Baile Hill, York

Baile Hill, YorkBaile Hill is the site of William the Conqueror’s second motte and bailey castle in York. It lies across the Ouse from Cliffords Tower. Both castles were destroyed following an eight day siege in 1069.  Very few of the garrisons of either castle survived the experience – although the sheriff’s wife and children were allowed to escape with their lives.

It’s easy to miss Baile Hill.  These days its one more set of steps on the way round York’s city wall, though there is a handy plaque with an explanation about building technique for motte and bailey castles.

Archeological survey in the 1970s revealed that William utilised the remnants of earlier fortifications, a practice seen elsewhere including the Tower of London and Colchester Castle where he used Roman fortifications.  At Almondbury in the West Riding the Normans made the most of an Iron Age Hill fort.  In this case, as in London and Colchester,  there are Roman remains buried deep within the motte. The archeologists also discovered the remnants of a timber palisade and a wooden building that dated from the twelfth century along with assorted small medieval finds.

The castle was no longer required by the early fourteenth century and by 1322 it had become part of York’s city wall. There is further recorded reference to it as there was some debate about who had responsibility for the upkeep of that part of the wall.  Edward II ordered the city’s defences to be repaired, not surprising given the Scots had the upper hand in the Scottish Wars of Independence at the time.  The land and stretch of wall that Baile Hill was part of lay in the bishop’s remit, hence the other name for the area Bishops Hill. In the end the archbishop William de Melton complied, albeit unwillingly.

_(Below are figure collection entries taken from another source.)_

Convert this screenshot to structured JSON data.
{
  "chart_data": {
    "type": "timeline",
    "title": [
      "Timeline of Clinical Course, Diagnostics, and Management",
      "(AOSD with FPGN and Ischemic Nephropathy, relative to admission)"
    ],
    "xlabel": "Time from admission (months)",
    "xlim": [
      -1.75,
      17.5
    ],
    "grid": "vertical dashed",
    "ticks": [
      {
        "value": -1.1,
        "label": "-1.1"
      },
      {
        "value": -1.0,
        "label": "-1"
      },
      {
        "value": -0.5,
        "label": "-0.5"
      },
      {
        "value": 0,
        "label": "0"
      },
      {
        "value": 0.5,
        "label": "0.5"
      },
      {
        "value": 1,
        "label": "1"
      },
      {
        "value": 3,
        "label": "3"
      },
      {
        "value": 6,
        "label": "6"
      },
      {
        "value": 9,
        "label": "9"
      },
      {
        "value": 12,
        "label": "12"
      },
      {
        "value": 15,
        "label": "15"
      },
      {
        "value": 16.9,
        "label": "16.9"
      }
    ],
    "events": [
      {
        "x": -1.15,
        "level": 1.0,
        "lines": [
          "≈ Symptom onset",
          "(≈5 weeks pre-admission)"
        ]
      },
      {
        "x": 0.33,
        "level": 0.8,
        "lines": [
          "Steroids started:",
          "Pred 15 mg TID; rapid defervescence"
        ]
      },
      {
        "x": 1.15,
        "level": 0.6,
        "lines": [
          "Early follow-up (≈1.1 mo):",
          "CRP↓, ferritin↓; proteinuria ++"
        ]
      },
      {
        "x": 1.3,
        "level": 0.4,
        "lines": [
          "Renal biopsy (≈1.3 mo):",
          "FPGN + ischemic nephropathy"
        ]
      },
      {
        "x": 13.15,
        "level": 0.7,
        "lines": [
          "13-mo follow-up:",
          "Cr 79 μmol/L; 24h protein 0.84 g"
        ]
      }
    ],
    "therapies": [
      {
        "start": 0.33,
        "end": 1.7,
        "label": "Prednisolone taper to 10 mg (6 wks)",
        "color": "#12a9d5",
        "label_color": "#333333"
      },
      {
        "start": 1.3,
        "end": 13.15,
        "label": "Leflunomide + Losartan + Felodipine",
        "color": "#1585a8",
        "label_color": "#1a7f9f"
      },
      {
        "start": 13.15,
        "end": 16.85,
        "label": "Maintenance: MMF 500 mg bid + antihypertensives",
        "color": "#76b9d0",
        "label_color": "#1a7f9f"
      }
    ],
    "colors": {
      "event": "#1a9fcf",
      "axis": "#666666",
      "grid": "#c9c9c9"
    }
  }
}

Leland, the Tudor mapmaker, was not impressed with the remnants of the castle when he visited “ it is of no very great quantity.”

The find on Baile Hill that intrigues me most is an early nineteenth century discovery  of a hoard comprising  silver pennies of Edward the Confessor and coins from the early part of William I’s rein.  (‘The Old Baile’, An Inventory of the Historical Monuments in City of York, Volume 2: The Defences (1972), pp. 87-89. URL: http://www.british-history.ac.uk/report.aspx?compid=125178 Date accessed: 27 July 2014.).    Who buried them and why did they not return for their savings?  Was it a Norman soldier who met a sticky end in 1069 or was it a local who buried his or her savings to secure them from the Normans?